Minyak Anjlok, Pasar Kaget oleh Kabar Deal Damai Ukraina
Harga Minyak jatuh sekitar 2% pada perdagangan Selasa (25/11) setelah sejumlah media AS melaporkan bahwa Ukraina telah menyetujui kerangka kesepakatan damai.
Kontrak berjangka Brent turun US$1,22 atau 1,9% ke sekitar US$62,15 per barel, sementara WTI melemah US$1,21 atau 2,1% ke kisaran US$57,63 per barel pada pukul 14.17 GMT. Padahal, sehari sebelumnya kedua acuan ini sempat naik 1,3% karena Pasar meragukan tercapainya kesepakatan damai.
Laporan dari ABC News dan CBS News menyebutkan seorang pejabat AS mengatakan Ukraina telah sepakat dengan syarat-syarat deal potensial. Pejabat Ukraina yang dikutip Reuters menegaskan Kyiv mendukung “esensi” kerangka perdamaian hasil pembicaraan di Jenewa, namun beberapa poin paling sensitif masih harus dibahas langsung oleh Presiden Volodymyr Zelenskiy dan Presiden Donald Trump. Zelenskiy bahkan disebut bisa berkunjung ke AS dalam beberapa hari ke depan untuk memfinalkan kesepakatan.
Meski begitu, analis mengingatkan bahwa kesepakatan sejati tetap butuh persetujuan Rusia, yang hingga kini belum jelas sikap resminya.

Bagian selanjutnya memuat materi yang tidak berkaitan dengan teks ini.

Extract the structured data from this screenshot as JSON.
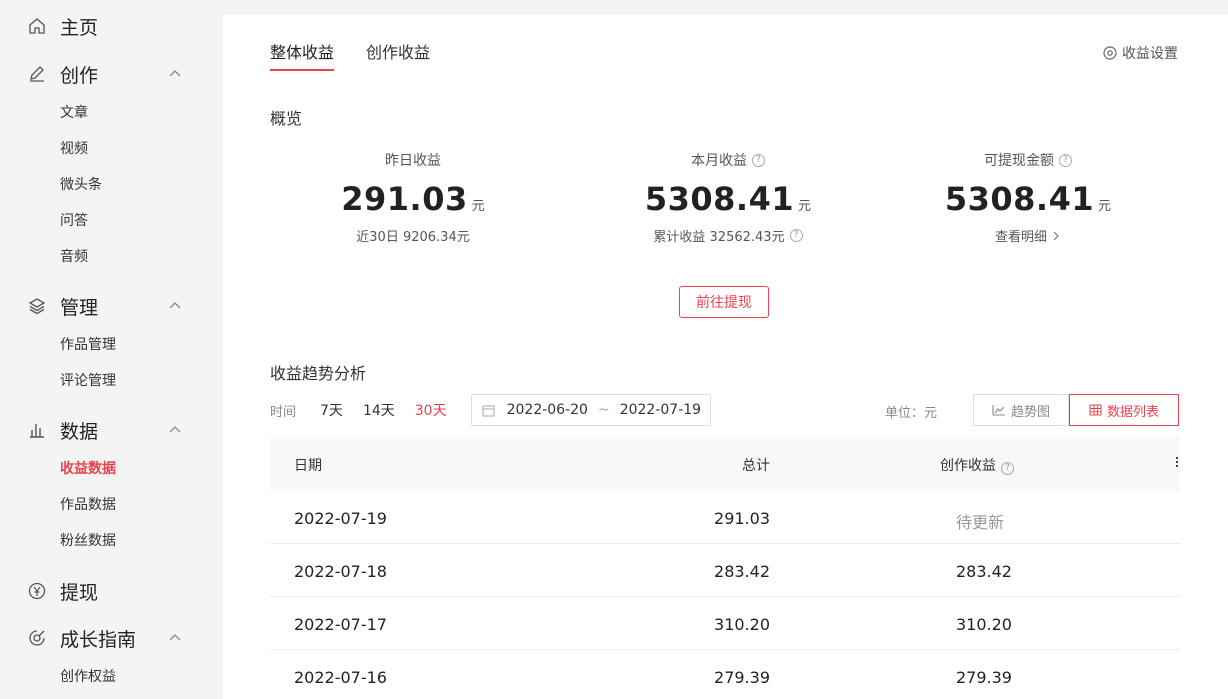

Jika deal damai tercapai dan sanksi terhadap Rusia mulai dilonggarkan, Pasar khawatir pasokan Minyak Rusia yang sebelumnya terbatasi bisa kembali mengalir deras dan memperparah potensi kelebihan pasokan. Memang, untuk prospek 2026, banyak proyeksi menunjukkan pertumbuhan suplai Minyak berpotensi melampaui kenaikan permintaan.
Kekhawatiran oversupply inilah yang belakangan ikut menekan sentimen di Pasar Minyak, sehingga kabar deal Ukraina langsung memicu aksi jual lanjutan.(yds)
Sumber: Reuters.com
Analisis Komprehensif Pasar Minyak
Pasar Minyak dunia mengalami dinamika yang kompleks dipengaruhi faktor supply-demand, geopolitik, dan kebijakan energi global.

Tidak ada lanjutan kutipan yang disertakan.